Condomínio indenizará mulher que sofreu queimadura ocular por água contaminada

Moradora sofreu queimadura química ao lavar o rosto com água contaminada por substância tóxica usada em reparo na caixa d’água.

Da Redação

quinta-feira, 2 de julho de 2026

Atualizado às 18:23

A 30ª câmara de Direito Privado do TJ/SP manteve condenação solidária de condomínio e administradora ao pagamento de indenização a moradora que sofreu queimadura química ocular após lavar o rosto com água contaminada por substância tóxica introduzida no sistema de abastecimento do edifício.

Para o colegiado, a prova pericial demonstrou o nexo entre a contaminação da água e as lesões, configurando falha grave na prestação de serviço essencial.

Entenda o caso

Na ação, a moradora relatou que, ao lavar o rosto na torneira do banheiro, sentiu fortes dores nos olhos em razão de substância química utilizada em reparo na caixa d’água do edifício.

Ela afirmou que o episódio provocou grave lesão ocular, com necessidade de tratamento médico contínuo, uso de medicamentos e afastamento de suas atividades profissionais.

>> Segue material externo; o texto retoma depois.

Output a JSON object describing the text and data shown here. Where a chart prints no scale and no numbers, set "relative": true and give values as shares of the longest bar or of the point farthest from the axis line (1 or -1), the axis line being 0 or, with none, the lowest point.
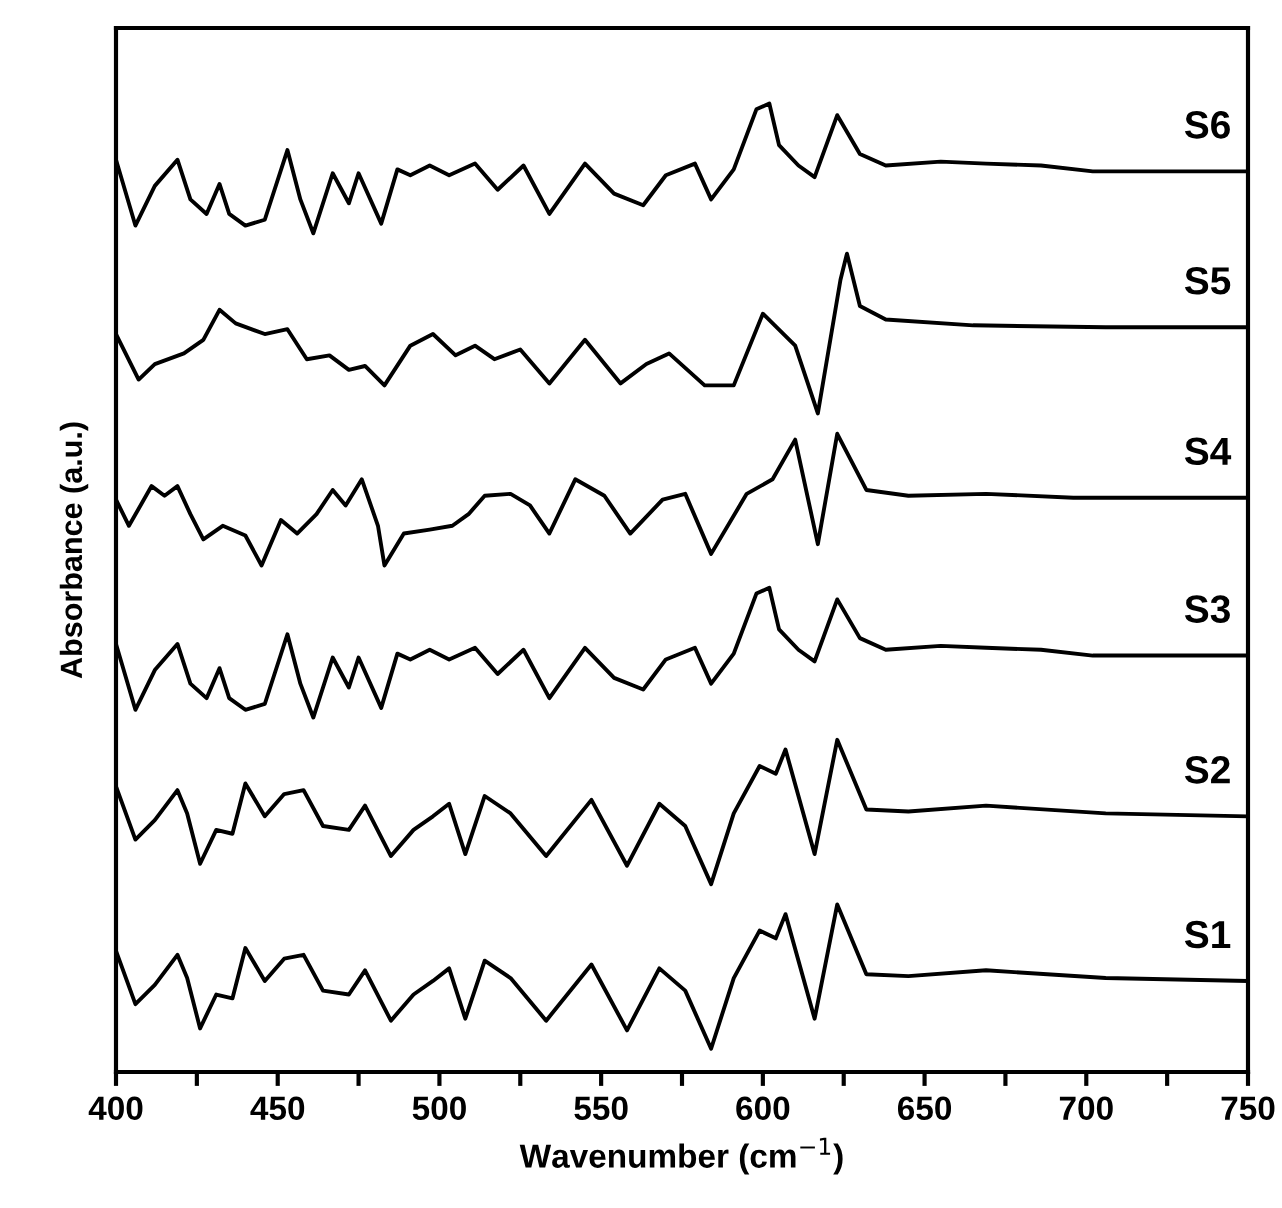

Em 1ª instância, a ação foi julgada parcialmente procedente. Condomínio e administradora foram condenados, solidariamente, ao pagamento de R$ 7.018,98 por danos materiais, lucros cessantes a serem apurados em liquidação de sentença e danos morais equivalentes a 50 salários mínimos.

 (Imagem: Magnific)

TJ/SP mantém condenação de condomínio após moradora sofrer queimadura ocular ao lavar o rosto com água contaminada.(Imagem: Magnific)

Falha grave no dever de segurança

Relator do caso, o desembargador Paulo Alonso destacou que a prova foi conclusiva ao apontar que a lesão decorreu da introdução indevida de substância química altamente tóxica no sistema de água do condomínio.

Segundo o laudo pericial, a autora sofreu lesão química bilateral da córnea, com formação de úlceras e queratite. Embora a visão tenha sido recuperada, remanesceram sequelas como dor ocular constante, fotofobia e neuralgia do nervo facial.

A perícia também concluiu pela existência de incapacidade laboral parcial e temporária, inviabilizando o exercício da atividade habitual da autora. Para o relator, não houve prova de que a conduta da vítima após o evento tivesse interferido no nexo causal, razão pela qual não se configurou culpa concorrente.

Ao manter os danos morais, o colegiado considerou a gravidade da falha na prestação de serviço essencial, com exposição da moradora a substância tóxica em ambiente residencial. A indenização de 50 salários mínimos foi considerada adequada e proporcional.

A turma também manteve a condenação por lucros cessantes, diante da incapacidade parcial para o exercício da atividade profissional, com apuração do valor devido em liquidação de sentença.

Leia o acórdão.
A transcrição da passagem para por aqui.